Stop cringing at self-promotion.
There's a moment most people have had at least monthly. Someone asks what you've been working on, and instead of the actual thing, you say something like "oh, nothing too exciting, the usual reporting stuff." The work was significant. You know it was. But something happened between the reality and the sentence that came out.
That something isn't modesty. It's avoidance. And it costs you more than you might think - starting with the fact that the people who should know what you're capable of genuinely don't. (That problem in full: Nobody knows what you do.)
Why this is harder than it should be
Self-promotion has a PR problem, and not entirely without reason. Most of us have been on the receiving end of the other version - the person who leads every conversation with their own wins, who describes their work as if they're the first person to have done it, who finds a way to mention their title in introductions you didn't ask for. Nobody wants to be that person.
So we overcorrect. We minimize, deflect, hedge. We say "we" when we mean "I." We describe activities instead of outcomes because activities feel neutral and outcomes feel like claims. The result is that everyone in the room has a vague sense you do something, but couldn't tell you what.
The framing confusion is structural: most people conflate stating facts about their work with performing ego.
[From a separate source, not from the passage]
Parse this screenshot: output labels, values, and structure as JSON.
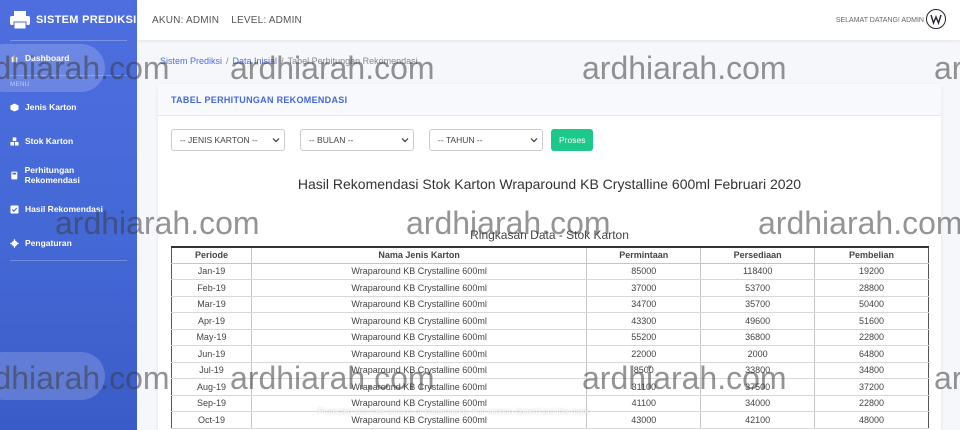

They're not the same thing, but if you've been trained to read any professional self-reference as arrogance, they can feel identical.
Here's the actual difference: bragging is "look how great I am." Professional communication is "here's what happened." The second one doesn't require an adjective or a superlative. It requires specificity.
What actually works
Lead with the outcome, not the activity.
"I worked on the data pipeline" is an activity. "I rebuilt the data pipeline - it went from four hours to twenty minutes" is an outcome. The second isn't more self-congratulatory than the first. It's more informative. The number does the heavy lifting so you don't have to.
This is where most advice about professional communication falls apart. "Speak up more" and "advocate for yourself" are technically correct and practically useless. The actual shift is linguistic - stop describing what you did and start describing what changed.
Say it the way you'd describe a colleague's work.
If your coworker built the same thing you built, you'd summarize it with the outcome without thinking twice about it. "She rebuilt the pipeline - runs in twenty minutes now instead of four." That sentence, about your own work, is not bragging. Practice saying it that way until it stops feeling strange.
The test: would you say this about someone else without blinking? Then it's professional communication, not performance.
Separate the statement from the ask.
A lot of the discomfort comes from conflating two things: describing what you've done, and lobbying for something because of it. You can do the first without the second. You're allowed to say "I built this and it's working well" without it being a preamble to a promotion conversation. When you decouple the two, the statement stops feeling like maneuvering.
This week
Next time someone asks what you've been working on - in a meeting, a hallway, on a call - give them the one-sentence outcome version instead of the activity version. Don't hedge it. Don't soften it with qualifiers. State what happened.
That's the whole thing. It works because it's accurate, not because it's confident.